Преинтересный народ эти острожные. Но во всяком случае не желал бы я сыграть с Залесским: ставка очень велика.
Но возвратимся к мыльным пузырям.
Итак, одна из причин «мыльных пузырей» есть желание хоть как-нибудь сократить монотонно-тоскливую жизнь. Все же разнообразие: к следователю начнут водить, в суд, время-то и идет себе, и мозг занять. Ведь дело с чиновными особами ведется, стало поднадуть весьма приятно. Кроме того, есть другая причина «мыльных пузырей»: пройтись лишний раз по городу. Остроги строятся у нас чаще всего на конце базарных площадей, а русский человек не привык обходить «несчастного», что гремя цепью, в сопровождении солдат с ружьями, пробирается через толпу; он знает, каково лишиться воли ненаглядной, знает, что пострадать легко каждому, а потому и не отворачивается от «несчастного» с презрением, а торопливо бежит навстречу к нему, сует ему свою нищенскую копейку. Многие восстают против подобного выражения народной симпатии к острожным. Это нелепо.
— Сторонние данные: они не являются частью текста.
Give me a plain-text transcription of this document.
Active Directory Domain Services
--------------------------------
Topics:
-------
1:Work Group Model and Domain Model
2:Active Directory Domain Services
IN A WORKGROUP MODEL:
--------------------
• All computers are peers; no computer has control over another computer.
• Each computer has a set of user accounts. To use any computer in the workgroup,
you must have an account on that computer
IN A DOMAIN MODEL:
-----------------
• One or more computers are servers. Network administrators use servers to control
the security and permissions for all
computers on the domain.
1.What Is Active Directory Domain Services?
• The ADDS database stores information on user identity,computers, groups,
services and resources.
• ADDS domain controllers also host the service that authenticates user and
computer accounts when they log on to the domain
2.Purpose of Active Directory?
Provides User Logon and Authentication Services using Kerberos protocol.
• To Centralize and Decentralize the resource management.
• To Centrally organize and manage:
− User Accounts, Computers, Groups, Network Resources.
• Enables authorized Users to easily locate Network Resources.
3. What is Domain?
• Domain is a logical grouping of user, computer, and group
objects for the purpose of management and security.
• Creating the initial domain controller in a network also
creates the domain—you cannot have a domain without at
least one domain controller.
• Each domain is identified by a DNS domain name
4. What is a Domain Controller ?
Вот идут они печальной вереницей, опустив свои буйные головушки к сырой земле; бойкие ноженьки их сковала железная цепь, черные думы, словно змеи подколодные, точат и сосут их ретивые сердца, плачут по ним малые детушки, покачнулась их хата бревенчатая, поросла травой к ней тропа проторенная, поселилась в ней доля слезная, сиротская.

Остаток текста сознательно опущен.